The enhancement of a pension depends upon your length of pensionable service. This is illustrated in the table below (where "APP" means average pensionable pay).
|Enhancement according to length of pensionable service|
|5 or more years, but less than 10||⇨||each year of service will reckon as: 2/60 x APP|
|10 or more years, but less than 13||⇨||the formula is based on: 20/60 x APP|
|13 or more years||⇨||the formula is based on: pensionable service* + 7/60 x APP|
|*each year of service to 20 years = 1/60; each year of service after 20 years = 2/60ths|
The resultant pension, however, must not be greater than the age retirement pension that could be achieved at the normal pension age of 55, or age 60 in the case of Station Manager B and above. (And an age retirement pension must not be greater than 40/60ths of average pensionable pay.)

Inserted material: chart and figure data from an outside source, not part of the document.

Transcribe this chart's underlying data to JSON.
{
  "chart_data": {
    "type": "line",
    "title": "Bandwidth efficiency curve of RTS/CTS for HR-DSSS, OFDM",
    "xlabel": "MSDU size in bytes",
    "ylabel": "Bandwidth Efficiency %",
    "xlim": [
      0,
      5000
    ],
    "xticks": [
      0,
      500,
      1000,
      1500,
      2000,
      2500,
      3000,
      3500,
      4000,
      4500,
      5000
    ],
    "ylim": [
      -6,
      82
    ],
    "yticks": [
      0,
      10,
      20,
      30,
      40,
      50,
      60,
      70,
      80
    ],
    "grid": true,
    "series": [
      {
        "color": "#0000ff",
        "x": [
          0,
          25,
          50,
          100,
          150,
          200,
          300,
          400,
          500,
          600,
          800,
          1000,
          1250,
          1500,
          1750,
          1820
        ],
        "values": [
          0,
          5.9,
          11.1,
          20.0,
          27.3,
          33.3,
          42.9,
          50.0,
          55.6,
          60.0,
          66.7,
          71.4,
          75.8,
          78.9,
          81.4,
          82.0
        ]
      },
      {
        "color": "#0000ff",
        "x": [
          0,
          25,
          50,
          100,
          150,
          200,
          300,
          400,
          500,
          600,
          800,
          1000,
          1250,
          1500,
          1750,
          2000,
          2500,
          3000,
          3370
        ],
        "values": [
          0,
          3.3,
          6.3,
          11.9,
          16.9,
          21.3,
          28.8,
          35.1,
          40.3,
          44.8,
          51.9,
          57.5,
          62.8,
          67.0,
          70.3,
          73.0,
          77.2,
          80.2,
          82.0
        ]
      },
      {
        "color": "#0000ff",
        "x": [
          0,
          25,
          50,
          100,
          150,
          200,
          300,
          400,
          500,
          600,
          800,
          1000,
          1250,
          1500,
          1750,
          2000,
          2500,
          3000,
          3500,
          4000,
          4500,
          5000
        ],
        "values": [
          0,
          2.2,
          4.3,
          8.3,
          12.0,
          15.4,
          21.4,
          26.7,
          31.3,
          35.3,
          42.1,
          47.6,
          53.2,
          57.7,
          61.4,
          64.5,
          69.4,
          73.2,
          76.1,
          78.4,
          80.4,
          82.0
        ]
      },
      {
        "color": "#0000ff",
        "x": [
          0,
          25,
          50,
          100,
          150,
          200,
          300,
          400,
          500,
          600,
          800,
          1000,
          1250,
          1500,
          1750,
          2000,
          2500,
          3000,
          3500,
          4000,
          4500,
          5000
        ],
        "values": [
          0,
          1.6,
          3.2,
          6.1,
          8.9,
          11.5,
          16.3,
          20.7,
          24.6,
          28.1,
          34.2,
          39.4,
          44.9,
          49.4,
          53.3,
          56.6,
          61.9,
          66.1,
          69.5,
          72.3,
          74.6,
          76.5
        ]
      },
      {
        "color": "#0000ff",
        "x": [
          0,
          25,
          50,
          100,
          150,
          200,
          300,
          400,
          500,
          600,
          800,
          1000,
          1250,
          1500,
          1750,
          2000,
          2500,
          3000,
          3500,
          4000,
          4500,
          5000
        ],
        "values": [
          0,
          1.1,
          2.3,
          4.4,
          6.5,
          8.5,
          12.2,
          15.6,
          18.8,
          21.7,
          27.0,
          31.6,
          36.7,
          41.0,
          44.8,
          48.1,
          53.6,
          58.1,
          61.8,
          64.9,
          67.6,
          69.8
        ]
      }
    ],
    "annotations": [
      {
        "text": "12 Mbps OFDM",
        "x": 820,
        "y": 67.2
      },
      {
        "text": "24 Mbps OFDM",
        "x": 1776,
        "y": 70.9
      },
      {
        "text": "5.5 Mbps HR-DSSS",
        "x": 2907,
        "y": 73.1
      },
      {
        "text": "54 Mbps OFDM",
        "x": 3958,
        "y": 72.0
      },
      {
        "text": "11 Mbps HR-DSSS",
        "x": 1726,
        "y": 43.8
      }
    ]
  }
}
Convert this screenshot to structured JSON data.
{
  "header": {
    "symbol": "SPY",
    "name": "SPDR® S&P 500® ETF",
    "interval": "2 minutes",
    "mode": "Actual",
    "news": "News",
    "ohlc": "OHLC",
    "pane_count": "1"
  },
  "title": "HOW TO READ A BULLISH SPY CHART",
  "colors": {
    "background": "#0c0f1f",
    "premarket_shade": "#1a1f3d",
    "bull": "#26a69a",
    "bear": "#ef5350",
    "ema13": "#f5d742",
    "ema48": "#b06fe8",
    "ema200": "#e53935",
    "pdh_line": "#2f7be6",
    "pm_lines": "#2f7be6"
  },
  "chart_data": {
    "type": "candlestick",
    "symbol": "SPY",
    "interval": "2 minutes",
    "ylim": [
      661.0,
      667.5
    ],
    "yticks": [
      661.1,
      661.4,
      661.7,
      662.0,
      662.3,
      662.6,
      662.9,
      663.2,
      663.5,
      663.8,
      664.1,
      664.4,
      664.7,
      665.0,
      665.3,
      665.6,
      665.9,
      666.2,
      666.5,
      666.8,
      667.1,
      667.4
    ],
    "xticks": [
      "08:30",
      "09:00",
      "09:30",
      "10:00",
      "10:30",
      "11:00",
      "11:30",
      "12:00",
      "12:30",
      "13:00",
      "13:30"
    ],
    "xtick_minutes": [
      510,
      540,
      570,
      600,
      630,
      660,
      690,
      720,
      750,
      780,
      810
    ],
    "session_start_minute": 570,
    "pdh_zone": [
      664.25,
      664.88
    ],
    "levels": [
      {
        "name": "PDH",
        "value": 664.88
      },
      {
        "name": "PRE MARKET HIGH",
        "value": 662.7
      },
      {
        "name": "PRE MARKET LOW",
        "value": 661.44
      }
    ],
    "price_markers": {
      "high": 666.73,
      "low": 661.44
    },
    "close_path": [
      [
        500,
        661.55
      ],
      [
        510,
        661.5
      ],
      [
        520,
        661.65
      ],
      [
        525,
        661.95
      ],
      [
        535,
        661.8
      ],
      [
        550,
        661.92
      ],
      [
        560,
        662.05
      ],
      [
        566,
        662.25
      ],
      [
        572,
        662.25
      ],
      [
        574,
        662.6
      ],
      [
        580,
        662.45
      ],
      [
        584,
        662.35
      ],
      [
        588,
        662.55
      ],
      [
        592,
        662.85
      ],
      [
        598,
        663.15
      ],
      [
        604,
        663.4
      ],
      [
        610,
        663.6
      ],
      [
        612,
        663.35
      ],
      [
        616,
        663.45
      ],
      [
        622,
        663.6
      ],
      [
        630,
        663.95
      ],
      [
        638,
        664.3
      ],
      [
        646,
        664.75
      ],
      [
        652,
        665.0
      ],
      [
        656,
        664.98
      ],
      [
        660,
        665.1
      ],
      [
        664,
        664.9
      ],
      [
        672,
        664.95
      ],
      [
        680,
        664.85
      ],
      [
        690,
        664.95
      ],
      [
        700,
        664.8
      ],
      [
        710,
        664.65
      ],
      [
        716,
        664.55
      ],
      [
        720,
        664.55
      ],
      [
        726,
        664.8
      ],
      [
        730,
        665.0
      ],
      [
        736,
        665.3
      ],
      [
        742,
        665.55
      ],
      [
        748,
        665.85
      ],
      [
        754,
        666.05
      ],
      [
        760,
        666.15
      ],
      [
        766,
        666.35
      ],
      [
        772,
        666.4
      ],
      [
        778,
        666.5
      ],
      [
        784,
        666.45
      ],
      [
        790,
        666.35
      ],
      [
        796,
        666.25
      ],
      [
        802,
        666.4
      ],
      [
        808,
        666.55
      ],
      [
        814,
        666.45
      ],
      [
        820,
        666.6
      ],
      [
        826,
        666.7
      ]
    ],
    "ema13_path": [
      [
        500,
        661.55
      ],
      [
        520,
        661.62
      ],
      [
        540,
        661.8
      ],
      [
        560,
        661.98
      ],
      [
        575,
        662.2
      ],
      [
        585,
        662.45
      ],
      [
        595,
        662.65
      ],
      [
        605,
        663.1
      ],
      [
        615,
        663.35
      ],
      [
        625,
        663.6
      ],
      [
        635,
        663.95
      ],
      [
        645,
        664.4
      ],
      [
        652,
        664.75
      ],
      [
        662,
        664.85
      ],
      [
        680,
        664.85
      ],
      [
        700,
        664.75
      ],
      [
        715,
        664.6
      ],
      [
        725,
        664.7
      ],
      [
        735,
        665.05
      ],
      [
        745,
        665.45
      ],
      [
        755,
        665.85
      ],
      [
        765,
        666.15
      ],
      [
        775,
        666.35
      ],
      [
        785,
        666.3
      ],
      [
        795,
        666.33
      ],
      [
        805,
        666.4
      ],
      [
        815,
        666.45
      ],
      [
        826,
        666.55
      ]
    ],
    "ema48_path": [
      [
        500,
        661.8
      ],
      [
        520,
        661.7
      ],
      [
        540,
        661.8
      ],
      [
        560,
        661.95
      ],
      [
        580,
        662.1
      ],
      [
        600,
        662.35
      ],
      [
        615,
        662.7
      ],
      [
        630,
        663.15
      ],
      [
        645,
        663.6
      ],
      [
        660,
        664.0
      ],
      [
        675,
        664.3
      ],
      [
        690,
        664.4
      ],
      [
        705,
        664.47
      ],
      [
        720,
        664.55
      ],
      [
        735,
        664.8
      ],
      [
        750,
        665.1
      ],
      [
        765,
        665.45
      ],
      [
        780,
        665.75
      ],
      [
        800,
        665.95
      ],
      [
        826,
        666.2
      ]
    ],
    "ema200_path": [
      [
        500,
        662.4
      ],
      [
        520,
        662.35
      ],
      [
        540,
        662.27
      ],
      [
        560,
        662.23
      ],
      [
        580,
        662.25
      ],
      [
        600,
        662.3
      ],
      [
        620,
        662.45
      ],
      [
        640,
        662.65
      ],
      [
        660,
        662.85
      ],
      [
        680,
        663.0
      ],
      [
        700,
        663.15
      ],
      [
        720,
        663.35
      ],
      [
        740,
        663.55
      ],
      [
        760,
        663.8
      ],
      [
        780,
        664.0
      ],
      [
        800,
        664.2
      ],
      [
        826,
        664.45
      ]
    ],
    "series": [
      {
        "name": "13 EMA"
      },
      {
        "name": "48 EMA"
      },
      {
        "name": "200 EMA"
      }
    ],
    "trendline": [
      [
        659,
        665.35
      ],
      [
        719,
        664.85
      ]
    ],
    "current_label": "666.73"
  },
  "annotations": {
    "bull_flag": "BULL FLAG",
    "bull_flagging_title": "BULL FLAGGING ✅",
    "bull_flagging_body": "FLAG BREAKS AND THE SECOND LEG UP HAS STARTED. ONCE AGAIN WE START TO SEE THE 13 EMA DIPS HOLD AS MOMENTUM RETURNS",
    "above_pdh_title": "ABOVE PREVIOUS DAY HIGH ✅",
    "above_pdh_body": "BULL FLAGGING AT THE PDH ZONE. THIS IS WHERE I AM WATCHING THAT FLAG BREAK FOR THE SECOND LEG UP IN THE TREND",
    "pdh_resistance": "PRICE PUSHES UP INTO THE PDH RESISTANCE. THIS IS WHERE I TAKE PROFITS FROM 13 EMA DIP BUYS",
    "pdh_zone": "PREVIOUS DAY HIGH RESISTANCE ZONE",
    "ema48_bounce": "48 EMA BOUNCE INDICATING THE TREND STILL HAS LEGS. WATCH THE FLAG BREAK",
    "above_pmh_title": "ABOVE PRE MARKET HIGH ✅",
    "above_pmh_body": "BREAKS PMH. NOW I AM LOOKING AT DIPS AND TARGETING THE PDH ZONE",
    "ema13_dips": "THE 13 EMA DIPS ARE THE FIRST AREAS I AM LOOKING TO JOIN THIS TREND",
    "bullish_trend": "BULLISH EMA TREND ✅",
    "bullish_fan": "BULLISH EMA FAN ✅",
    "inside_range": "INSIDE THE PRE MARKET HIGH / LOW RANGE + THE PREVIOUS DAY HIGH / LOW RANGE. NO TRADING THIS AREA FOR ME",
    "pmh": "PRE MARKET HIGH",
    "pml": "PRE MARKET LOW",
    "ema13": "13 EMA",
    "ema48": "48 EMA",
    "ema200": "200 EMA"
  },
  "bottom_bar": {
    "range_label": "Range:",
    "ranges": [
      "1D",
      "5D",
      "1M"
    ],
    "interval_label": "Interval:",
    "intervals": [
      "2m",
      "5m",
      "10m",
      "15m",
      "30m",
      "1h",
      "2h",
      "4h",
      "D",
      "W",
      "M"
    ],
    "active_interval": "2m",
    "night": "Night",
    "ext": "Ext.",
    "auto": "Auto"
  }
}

Assume that, in addition to the lower tier pension illustrated, you were entitled to a higher tier pension. You have 12 years' service. The enhanced pension which forms the first stage of the calculation would be based on 20/60ths of average pensionable pay. With average pensionable pay of £30,000.00 this would give:
20/60 x £30,000.00 = £10,000.00
The lower tier pension had been assessed as £8,000.00 a year and so the next stage of the calculation is to deduct this from the £10,000.00 assessed at the first stage:
£10,000.00 - £8,000.00 = £2,000.00
In this example, with entitlement to a higher tier award you would be paid a lower tier ill-health pension of £8,000.00 and a higher tier ill-health pension of £2,000.00 a year.
If you had a period of part-time service, both the lower and higher tier pensions would first be assessed as if your service were whole-time throughout, and then pro rated as explained in "Adjustment for part-time service" below. Part of a lower tier pension (but not a higher tier ill-health pension) can be commuted to provide a lump sum this is called "Commutation".